O spyware Chosen Brick foi identificado como uma ferramenta de ciberespionagem desenvolvida por agentes sob a alçada do Estado iraniano, com o propósito de vigiar dissidentes políticos, ativistas dos direitos humanos e jornalistas. O alerta parte de uma investigação conjunta entre o Centro Nacional de Cibersegurança do Reino Unido (NCSC), o FBI norte-americano e os serviços de informação dos Países Baixos (AIVD).

Ao contrário da tendência recente em operações de espionagem estatal, frequentemente focadas em telemóveis, esta campanha visa computadores com o sistema operativo Windows, conforme detalha o comunicado oficial do NCSC. As vítimas prioritárias pertencem à diáspora iraniana que reside no estrangeiro, alvo de tentativas reiteradas de intimidação e controlo fora das fronteiras do Irão.
Como opera o spyware Chosen Brick no Windows
A cadeia de infeção dispensa a exploração de vulnerabilidades desconhecidas (zero-day) e assenta num processo metódico de engenharia social. Os atacantes estudam a fundo a rotina e as ligações da vítima antes do primeiro contacto através de serviços como o WhatsApp ou o Telegram.
Sob identidades falsas de técnicos de suporte informático ou conhecidos do visado, os operadores dedicam tempo à criação de confiança. Quando os sistemas de proteção corporativa bloqueiam a abordagem nos computadores profissionais, a comunicação é desviada de forma deliberada para os canais e equipamentos pessoais do utilizador.
Após consolidar a relação, o invasor persuade a vítima a descarregar e a abrir ficheiros que aparentam ser ferramentas legítimas. A investigação identificou as principais iscas digitais:
- Falsos instaladores de ferramentas de inteligência artificial de criação de vídeo, designadamente RunwayML e Pictory;
- Cópias adulteradas de programas populares, entre os quais o gestor de credenciais KeePass, o antivírus Norton, o cliente de computador do Telegram e o Adobe Flash Player;
- Documentos forjados com dados clínicos sensíveis, como relatórios médicos e ressonâncias magnéticas.
Infraestrutura do Telegram como canal de comando
Assim que o utilizador executa o instalador fraudulento, o código malicioso fixa-se no sistema operativo através de tarefas agendadas e de alterações no registo do Windows. O programa desativa ainda o Windows Defender para evitar alertas imediatos de segurança.
A comunicação de comando e controlo (C2) utiliza a infraestrutura de servidores do Telegram. Esta escolha técnica permite camuflar o tráfego da ameaça nas comunicações habituais por HTTPS, o que dificulta a deteção por ferramentas comuns de monitorização de rede.
Uma vez instalado, o malware reúne capacidades alargadas de intrusão:
- Registo de batimentos de teclas (keylogger) para roubo de palavras-passe;
- Gravação de som ambiente através do microfone do dispositivo;
- Capturas periódicas do ecrã;
- Exfiltração de ficheiros locais, histórico de navegação e bases de dados de conversas;
- Descarga de módulos adicionais e capacidade de eliminação remota de ficheiros para apagar indícios forenses.
O NCSC alerta que a operação não termina na recolha silenciosa de ficheiros.

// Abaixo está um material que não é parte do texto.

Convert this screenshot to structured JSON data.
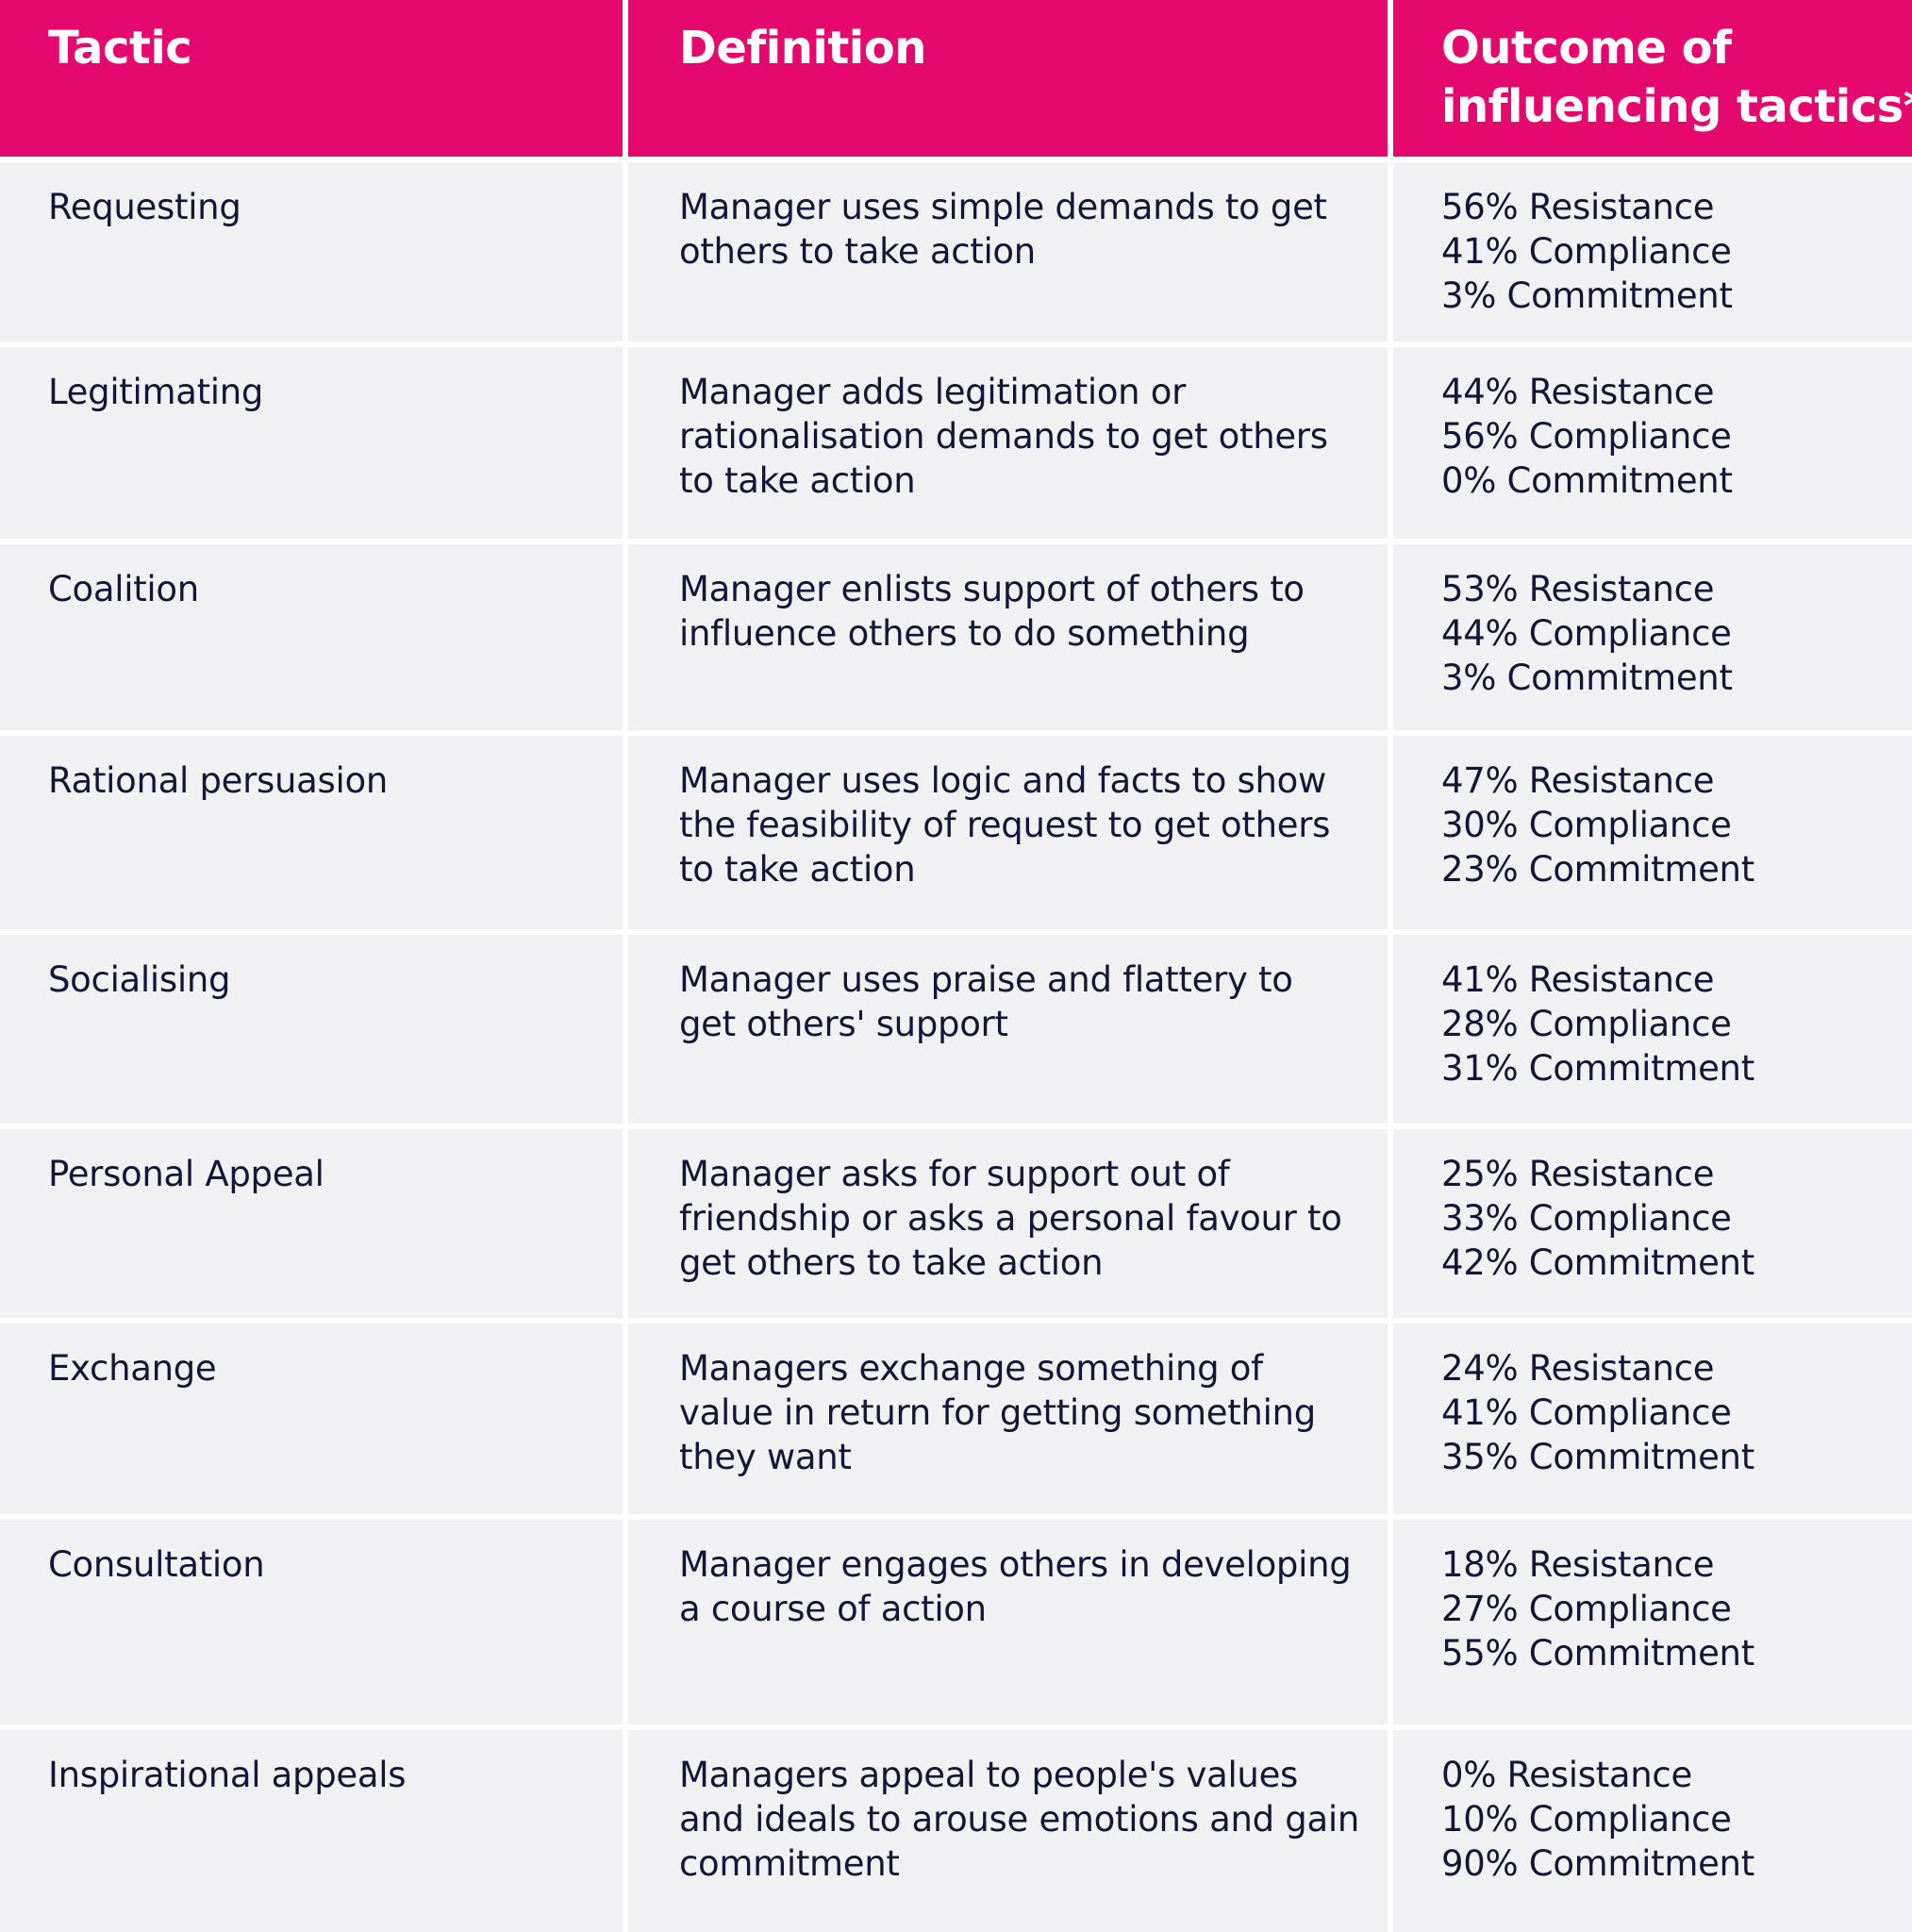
{
  "colors": {
    "header_bg": "#e5086f",
    "header_text": "#ffffff",
    "cell_bg": "#f1f1f3",
    "text": "#141638"
  },
  "headers": {
    "tactic": "Tactic",
    "definition": "Definition",
    "outcome_line1": "Outcome of",
    "outcome_line2": "influencing tactics*"
  },
  "rows": [
    {
      "tactic": "Requesting",
      "definition": "Manager uses simple demands to get others to take action",
      "resistance": "56% Resistance",
      "compliance": "41% Compliance",
      "commitment": "3% Commitment"
    },
    {
      "tactic": "Legitimating",
      "definition": "Manager adds legitimation or rationalisation demands to get others to take action",
      "resistance": "44% Resistance",
      "compliance": "56% Compliance",
      "commitment": "0% Commitment"
    },
    {
      "tactic": "Coalition",
      "definition": "Manager enlists support of others to influence others to do something",
      "resistance": "53% Resistance",
      "compliance": "44% Compliance",
      "commitment": "3% Commitment"
    },
    {
      "tactic": "Rational persuasion",
      "definition": "Manager uses logic and facts to show the feasibility of request to get others to take action",
      "resistance": "47% Resistance",
      "compliance": "30% Compliance",
      "commitment": "23% Commitment"
    },
    {
      "tactic": "Socialising",
      "definition": "Manager uses praise and flattery to get others' support",
      "resistance": "41% Resistance",
      "compliance": "28% Compliance",
      "commitment": "31% Commitment"
    },
    {
      "tactic": "Personal Appeal",
      "definition": "Manager asks for support out of friendship or asks a personal favour to get others to take action",
      "resistance": "25% Resistance",
      "compliance": "33% Compliance",
      "commitment": "42% Commitment"
    },
    {
      "tactic": "Exchange",
      "definition": "Managers exchange something of value in return for getting something they want",
      "resistance": "24% Resistance",
      "compliance": "41% Compliance",
      "commitment": "35% Commitment"
    },
    {
      "tactic": "Consultation",
      "definition": "Manager engages others in developing a course of action",
      "resistance": "18% Resistance",
      "compliance": "27% Compliance",
      "commitment": "55% Commitment"
    },
    {
      "tactic": "Inspirational appeals",
      "definition": "Managers appeal to people's values and ideals to arouse emotions and gain commitment",
      "resistance": "0% Resistance",
      "compliance": "10% Compliance",
      "commitment": "90% Commitment"
    }
  ]
}
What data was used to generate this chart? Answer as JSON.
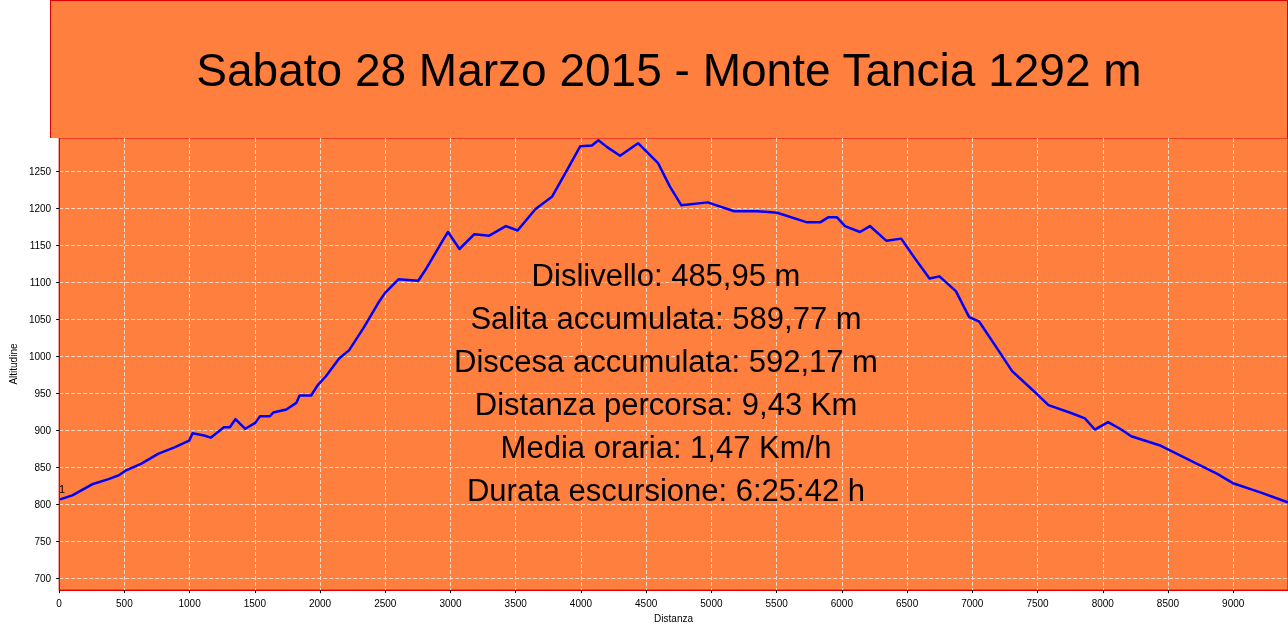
{
  "chart_data": {
    "type": "line",
    "title": "Sabato 28 Marzo 2015 - Monte Tancia 1292 m",
    "xlabel": "Distanza",
    "ylabel": "Altitudine",
    "x": [
      13,
      101,
      253,
      379,
      455,
      505,
      631,
      758,
      884,
      997,
      1023,
      1111,
      1162,
      1263,
      1308,
      1351,
      1427,
      1503,
      1540,
      1616,
      1641,
      1742,
      1818,
      1843,
      1932,
      1982,
      2045,
      2146,
      2222,
      2336,
      2449,
      2500,
      2601,
      2753,
      2816,
      2949,
      2981,
      3069,
      3183,
      3297,
      3424,
      3514,
      3652,
      3780,
      3907,
      3995,
      4084,
      4134,
      4198,
      4300,
      4438,
      4591,
      4680,
      4770,
      4971,
      5175,
      5352,
      5504,
      5733,
      5834,
      5898,
      5961,
      6024,
      6139,
      6215,
      6342,
      6455,
      6569,
      6672,
      6748,
      6874,
      6976,
      7052,
      7204,
      7305,
      7483,
      7584,
      7762,
      7863,
      7939,
      8041,
      8142,
      8218,
      8446,
      8650,
      8878,
      9004,
      9208,
      9411
    ],
    "series": [
      {
        "color": "#0000ff",
        "values": [
          807,
          812,
          827,
          834,
          839,
          845,
          855,
          868,
          877,
          886,
          896,
          893,
          890,
          904,
          904,
          915,
          902,
          910,
          919,
          919,
          924,
          928,
          937,
          947,
          947,
          961,
          973,
          997,
          1008,
          1039,
          1073,
          1086,
          1104,
          1102,
          1119,
          1159,
          1168,
          1145,
          1165,
          1163,
          1176,
          1170,
          1199,
          1216,
          1256,
          1284,
          1285,
          1292,
          1283,
          1271,
          1288,
          1261,
          1230,
          1204,
          1208,
          1196,
          1196,
          1194,
          1181,
          1181,
          1188,
          1188,
          1176,
          1168,
          1176,
          1156,
          1159,
          1130,
          1105,
          1108,
          1088,
          1053,
          1047,
          1007,
          980,
          951,
          934,
          923,
          916,
          901,
          911,
          901,
          892,
          879,
          861,
          841,
          828,
          816,
          803
        ]
      }
    ],
    "xlim": [
      0,
      9420
    ],
    "ylim": [
      684,
      1295
    ],
    "xticks": [
      0,
      500,
      1000,
      1500,
      2000,
      2500,
      3000,
      3500,
      4000,
      4500,
      5000,
      5500,
      6000,
      6500,
      7000,
      7500,
      8000,
      8500,
      9000
    ],
    "yticks": [
      700,
      750,
      800,
      850,
      900,
      950,
      1000,
      1050,
      1100,
      1150,
      1200,
      1250
    ],
    "grid": true,
    "marker": "none",
    "line_style": "solid",
    "annotations": [
      {
        "text": "1",
        "x": 0,
        "y": 812
      },
      "Dislivello: 485,95 m",
      "Salita accumulata: 589,77 m",
      "Discesa accumulata: 592,17 m",
      "Distanza percorsa: 9,43 Km",
      "Media oraria: 1,47 Km/h",
      "Durata escursione: 6:25:42 h"
    ]
  }
}
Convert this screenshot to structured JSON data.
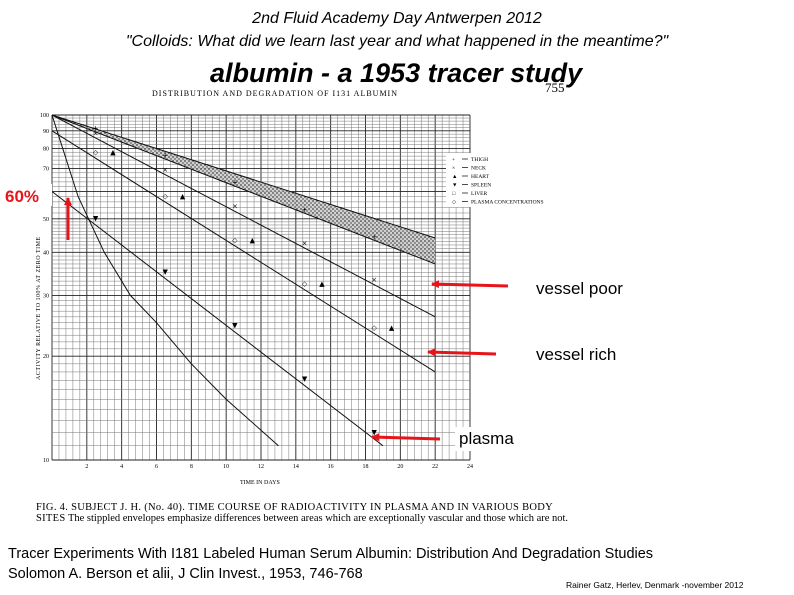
{
  "slide": {
    "header_line1": "2nd Fluid Academy Day Antwerpen 2012",
    "header_line2": "\"Colloids: What did we learn last year and what happened in the meantime?\"",
    "title": "albumin - a 1953 tracer study"
  },
  "scan": {
    "title": "DISTRIBUTION AND DEGRADATION OF I131 ALBUMIN",
    "page_number": "755",
    "caption_lead": "FIG. 4.  SUBJECT J. H. (No. 40).  TIME COURSE OF RADIOACTIVITY IN PLASMA AND IN VARIOUS BODY SITES",
    "caption_rest": "The stippled envelopes emphasize differences between areas which are exceptionally vascular and those which are not."
  },
  "annotations": {
    "percent_label": "60%",
    "vessel_poor": "vessel poor",
    "vessel_rich": "vessel rich",
    "plasma": "plasma"
  },
  "footer": {
    "citation_line1": "Tracer Experiments With I181 Labeled Human Serum Albumin: Distribution And Degradation Studies",
    "citation_line2": "Solomon A. Berson et alii, J Clin Invest., 1953, 746-768",
    "credit": "Rainer Gatz, Herlev, Denmark -november 2012"
  },
  "colors": {
    "arrow": "#e8141c",
    "ink": "#000000"
  },
  "chart_data": {
    "type": "line",
    "scale_y": "log",
    "xlabel": "TIME IN DAYS",
    "ylabel": "ACTIVITY RELATIVE TO 100% AT ZERO TIME",
    "xlim": [
      0,
      24
    ],
    "ylim": [
      10,
      100
    ],
    "x_ticks": [
      2,
      4,
      6,
      8,
      10,
      12,
      14,
      16,
      18,
      20,
      22,
      24
    ],
    "y_ticks": [
      10,
      20,
      30,
      40,
      50,
      60,
      70,
      80,
      90,
      100
    ],
    "legend": [
      {
        "symbol": "+",
        "label": "THIGH"
      },
      {
        "symbol": "×",
        "label": "NECK"
      },
      {
        "symbol": "▲",
        "label": "HEART"
      },
      {
        "symbol": "▼",
        "label": "SPLEEN"
      },
      {
        "symbol": "□",
        "label": "LIVER"
      },
      {
        "symbol": "◇",
        "label": "PLASMA CONCENTRATIONS"
      }
    ],
    "series": [
      {
        "x": [
          0,
          22
        ],
        "y": [
          100,
          44
        ]
      },
      {
        "x": [
          0,
          22
        ],
        "y": [
          100,
          37
        ]
      },
      {
        "x": [
          0,
          22
        ],
        "y": [
          100,
          26
        ]
      },
      {
        "x": [
          0,
          22
        ],
        "y": [
          90,
          18
        ]
      },
      {
        "x": [
          0,
          19
        ],
        "y": [
          60,
          11
        ]
      },
      {
        "x": [
          0,
          1.5,
          3,
          4.5,
          6,
          8,
          10,
          13
        ],
        "y": [
          100,
          58,
          40,
          30,
          25,
          19,
          15,
          11
        ]
      }
    ]
  }
}
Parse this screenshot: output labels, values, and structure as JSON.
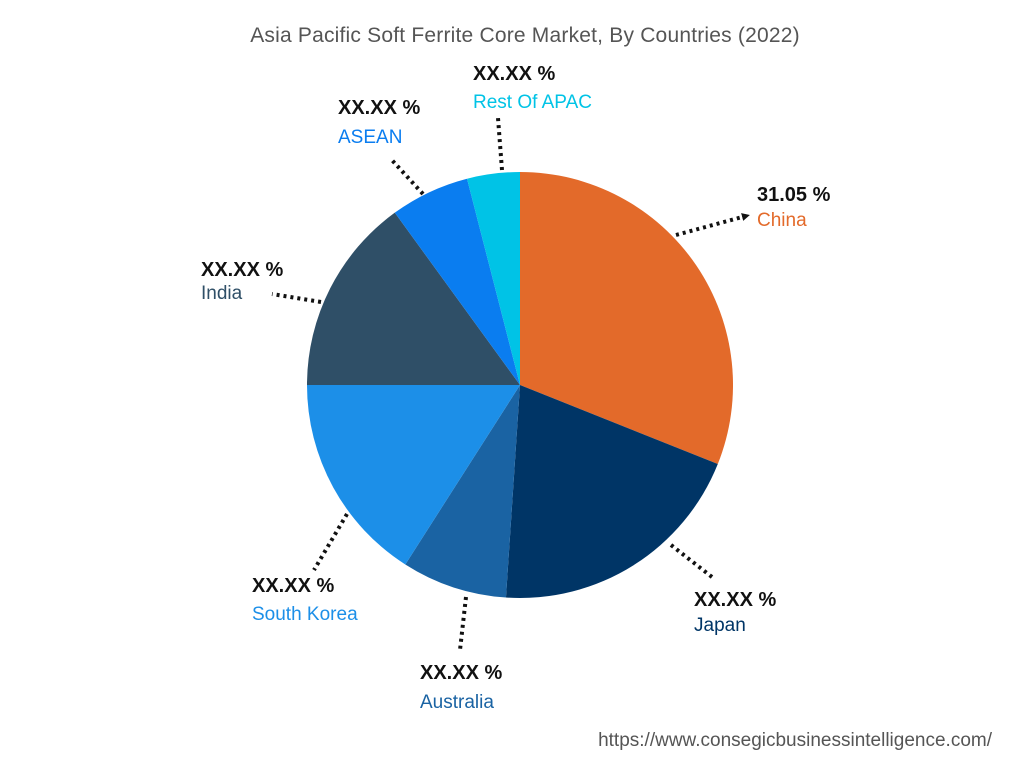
{
  "title": "Asia Pacific Soft Ferrite Core Market, By Countries (2022)",
  "source_url": "https://www.consegicbusinessintelligence.com/",
  "chart_data": {
    "type": "pie",
    "title": "Asia Pacific Soft Ferrite Core Market, By Countries (2022)",
    "start_angle_deg": 0,
    "direction": "clockwise",
    "legend": "none",
    "slices": [
      {
        "label": "China",
        "value_label": "31.05 %",
        "value": 31.05,
        "color": "#E36A2A"
      },
      {
        "label": "Japan",
        "value_label": "XX.XX %",
        "value": 20.0,
        "color": "#003566"
      },
      {
        "label": "Australia",
        "value_label": "XX.XX %",
        "value": 8.0,
        "color": "#1A63A3"
      },
      {
        "label": "South Korea",
        "value_label": "XX.XX %",
        "value": 15.95,
        "color": "#1C8FE8"
      },
      {
        "label": "India",
        "value_label": "XX.XX %",
        "value": 15.0,
        "color": "#2F4F67"
      },
      {
        "label": "ASEAN",
        "value_label": "XX.XX %",
        "value": 6.0,
        "color": "#0A7DF0"
      },
      {
        "label": "Rest Of APAC",
        "value_label": "XX.XX %",
        "value": 4.0,
        "color": "#00C3E6"
      }
    ],
    "label_colors": {
      "China": "#E36A2A",
      "Japan": "#003566",
      "Australia": "#1A63A3",
      "South Korea": "#1C8FE8",
      "India": "#2F4F67",
      "ASEAN": "#0A7DF0",
      "Rest Of APAC": "#00C3E6"
    }
  }
}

Documentos e imagens obtidos nos computadores de alvos foram divulgados posteriormente em sítios web de exposição não autorizada (doxxing) alinhados com o governo de Teerão, com o objetivo de desacreditar e intimidar vozes críticas.
Origem técnica e medidas de proteção
As análises forenses do FBI associam o código à família de ameaças Heavygram, identificada pela primeira vez em 2023. A evolução para a variante detetada agora decorre desde 2025, com as operações atribuídas a grupos sob a tutela do Ministério das Informações e Segurança do Irão (MOIS).
Paul Chichester, Diretor de Operações do NCSC, sublinha que o caso expõe a forma como governos autoritários recorrem à tecnologia para vigiar cidadãos além-fronteiras e reprimir a dissidência política.
As autoridades de cibersegurança recomendam que figuras públicas, jornalistas e ativistas mantenham atenção máxima perante mensagens inesperadas ou pedidos de transferência de ficheiros em serviços de conversação, mesmo quando a mensagem aparenta ter origem num contacto conhecido.
Em situações em que exista suspeita de infeção, a recomendação técnica exige a reposição das definições de fábrica ou a reinstalação de raiz do sistema operativo. Dada a profundidade das alterações que o malware opera no Windows, este é o único método seguro para eliminar qualquer componente residual.